The present work, according to the author, concerns ‘the values and objectives that shaped how the cardinals and others engaged in electing the pope’ (5). The key theme, perhaps, is the tension between a formal papal absolutism and the elective principle. The nub of the issue was papal dynastic aspirations. After the death of Paul III in 1534, the attempt by popes to carve out ‘principalities’ (autonomous duchies and archduchies) for their families in Italy was abandoned. Henceforth the objective was to establish them as princely dynasties in Rome, with at least one representative in the College of Cardinals at any given time; this was to be combined with intermarriage with other Roman and, more widely, Italian princely families. Popes from the same family were never elected in immediate succession. In a context of intense but unstable factionalism and heady speculation, cardinals in Conclave sought to secure the election of men whom they hoped would not, as sovereign pontiffs, divest them of their offices in the Curia and the Papal States. A pope would award red hats to men whom he trusted would prove loyal to his own dynasty, thereby normally making the official Papal Nephew the most powerful faction head in the next Conclave. Alliances in Conclave, however, were volatile and electoral outcomes accordingly unpredictable. This made electors play for safety, plumping for candidates who were unlikely to be new brooms and unlikely to live too long.
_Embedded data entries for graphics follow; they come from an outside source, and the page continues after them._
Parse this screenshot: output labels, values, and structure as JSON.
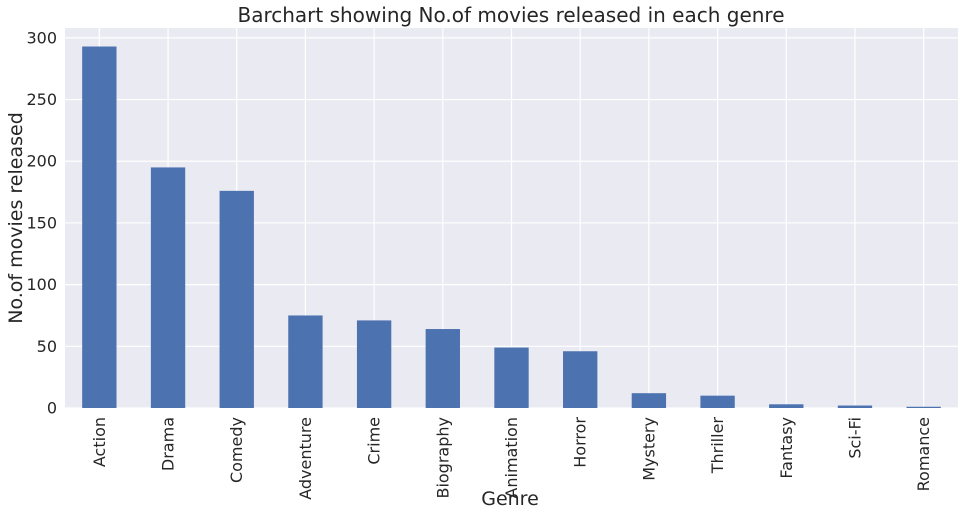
{
  "chart_data": {
    "type": "bar",
    "title": "Barchart showing No.of movies released in each genre",
    "xlabel": "Genre",
    "ylabel": "No.of movies released",
    "categories": [
      "Action",
      "Drama",
      "Comedy",
      "Adventure",
      "Crime",
      "Biography",
      "Animation",
      "Horror",
      "Mystery",
      "Thriller",
      "Fantasy",
      "Sci-Fi",
      "Romance"
    ],
    "values": [
      293,
      195,
      176,
      75,
      71,
      64,
      49,
      46,
      12,
      10,
      3,
      2,
      1
    ],
    "ylim": [
      0,
      308
    ],
    "yticks": [
      0,
      50,
      100,
      150,
      200,
      250,
      300
    ],
    "grid": true,
    "bar_color": "#4c72b0",
    "background_color": "#eaeaf2",
    "grid_color": "#ffffff"
  }
}
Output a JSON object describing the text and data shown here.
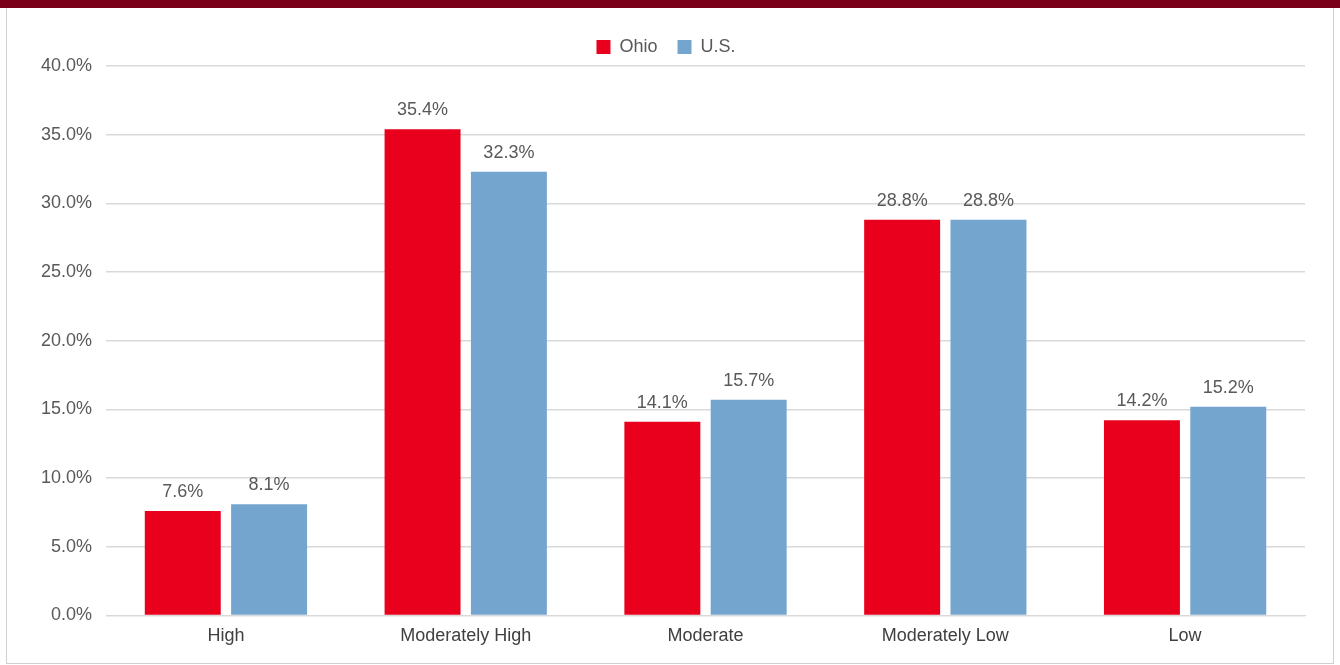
{
  "chart_data": {
    "type": "bar",
    "categories": [
      "High",
      "Moderately High",
      "Moderate",
      "Moderately Low",
      "Low"
    ],
    "series": [
      {
        "name": "Ohio",
        "color": "#e8001c",
        "values": [
          7.6,
          35.4,
          14.1,
          28.8,
          14.2
        ],
        "value_labels": [
          "7.6%",
          "35.4%",
          "14.1%",
          "28.8%",
          "14.2%"
        ]
      },
      {
        "name": "U.S.",
        "color": "#74a5cf",
        "values": [
          8.1,
          32.3,
          15.7,
          28.8,
          15.2
        ],
        "value_labels": [
          "8.1%",
          "32.3%",
          "15.7%",
          "28.8%",
          "15.2%"
        ]
      }
    ],
    "ylim": [
      0,
      40
    ],
    "yticks": [
      {
        "value": 0,
        "label": "0.0%"
      },
      {
        "value": 5,
        "label": "5.0%"
      },
      {
        "value": 10,
        "label": "10.0%"
      },
      {
        "value": 15,
        "label": "15.0%"
      },
      {
        "value": 20,
        "label": "20.0%"
      },
      {
        "value": 25,
        "label": "25.0%"
      },
      {
        "value": 30,
        "label": "30.0%"
      },
      {
        "value": 35,
        "label": "35.0%"
      },
      {
        "value": 40,
        "label": "40.0%"
      }
    ],
    "grid": "y",
    "legend": "top"
  }
}
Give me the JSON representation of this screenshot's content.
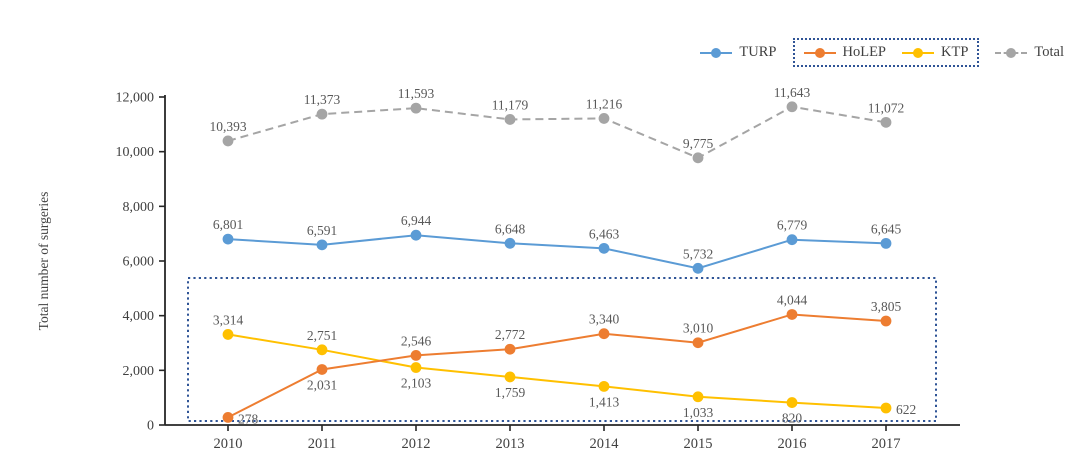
{
  "figure": {
    "background": "#ffffff"
  },
  "chart_data": {
    "type": "line",
    "title": "",
    "categories": [
      "2010",
      "2011",
      "2012",
      "2013",
      "2014",
      "2015",
      "2016",
      "2017"
    ],
    "series": [
      {
        "name": "TURP",
        "color": "#5B9BD5",
        "line_style": "solid",
        "values": [
          6801,
          6591,
          6944,
          6648,
          6463,
          5732,
          6779,
          6645
        ],
        "data_labels": [
          "6,801",
          "6,591",
          "6,944",
          "6,648",
          "6,463",
          "5,732",
          "6,779",
          "6,645"
        ],
        "label_placement": [
          "above",
          "above",
          "above",
          "above",
          "above",
          "above",
          "above",
          "above"
        ]
      },
      {
        "name": "HoLEP",
        "color": "#ED7D31",
        "line_style": "solid",
        "values": [
          278,
          2031,
          2546,
          2772,
          3340,
          3010,
          4044,
          3805
        ],
        "data_labels": [
          "278",
          "2,031",
          "2,546",
          "2,772",
          "3,340",
          "3,010",
          "4,044",
          "3,805"
        ],
        "label_placement": [
          "right",
          "below",
          "above",
          "above",
          "above",
          "above",
          "above",
          "above"
        ]
      },
      {
        "name": "KTP",
        "color": "#FFC000",
        "line_style": "solid",
        "values": [
          3314,
          2751,
          2103,
          1759,
          1413,
          1033,
          820,
          622
        ],
        "data_labels": [
          "3,314",
          "2,751",
          "2,103",
          "1,759",
          "1,413",
          "1,033",
          "820",
          "622"
        ],
        "label_placement": [
          "above",
          "above",
          "below",
          "below",
          "below",
          "below",
          "below",
          "right"
        ]
      },
      {
        "name": "Total",
        "color": "#A5A5A5",
        "line_style": "dashed",
        "values": [
          10393,
          11373,
          11593,
          11179,
          11216,
          9775,
          11643,
          11072
        ],
        "data_labels": [
          "10,393",
          "11,373",
          "11,593",
          "11,179",
          "11,216",
          "9,775",
          "11,643",
          "11,072"
        ],
        "label_placement": [
          "above",
          "above",
          "above",
          "above",
          "above",
          "above",
          "above",
          "above"
        ]
      }
    ],
    "xlabel": "",
    "ylabel": "Total number of surgeries",
    "ylim": [
      0,
      12000
    ],
    "yticks": [
      0,
      2000,
      4000,
      6000,
      8000,
      10000,
      12000
    ],
    "ytick_labels": [
      "0",
      "2,000",
      "4,000",
      "6,000",
      "8,000",
      "10,000",
      "12,000"
    ],
    "grid": false,
    "legend_position": "top-right",
    "legend": {
      "order": [
        "TURP",
        "HoLEP",
        "KTP",
        "Total"
      ],
      "boxed_entries": [
        "HoLEP",
        "KTP"
      ]
    },
    "annotations": {
      "highlight_box": {
        "description": "dotted rectangle highlighting the HoLEP and KTP series region",
        "color": "#2F5496"
      },
      "legend_box": {
        "description": "dotted rectangle around the HoLEP and KTP legend entries",
        "color": "#2F5496"
      }
    },
    "colors": {
      "data_label_text": "#595959",
      "axis_line": "#262626",
      "axis_text": "#404040"
    }
  }
}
Popes would be reluctant to alienate cardinals promoted by their predecessors through assertive action and threats to vested interests; nothing like Pius IV’s attack on the Carafa was repeated. Thus the elective principle, Pattenden argues, imposed limits on papal absolutism and made for stasis in the papal institution. However, this was only one factor here. Others limiting papal initiative and innovation were venality (official sale of office), the increasing bureaucratization and routinization of papal government in the late seventeenth century in the face of an increasing complexity of business such as no individual pope could master, and, thirdly, growing public debt which forced the Papacy to mortgage resources as collaterals for loans. Here the book branches out widely in its concluding sections.
In his earlier work of 2013, Pius IV and the Fall of the Carafa: Nepotism and Papal Authority in Counter-Reformation Rome (reviewed in EHQ 44(4)), Pattenden questioned whether Pius’ lethal attack on his predecessor’s ghastly relatives was really motivated by reforming intentions, seeing it, rather, as a peculiarly savage episode in the historic power-struggle between Pope and Sacred College; it was a measure designed to intimidate the latter. A similar scepticism marks his account here of papal legislation on election procedures. Unlike Wassilowsky, he does not see the regulation of 1621–1622 as a high point in some grand narrative of papal reform. In the examination of factions, Visceglia’s account is more helpful regarding their international context. Presumably Pattenden was concerned to avoid duplication. Broadly, this is a most valuable work in English on broad aspects of papal history, not least in the seventeenth century, which is not particularly well covered in that language.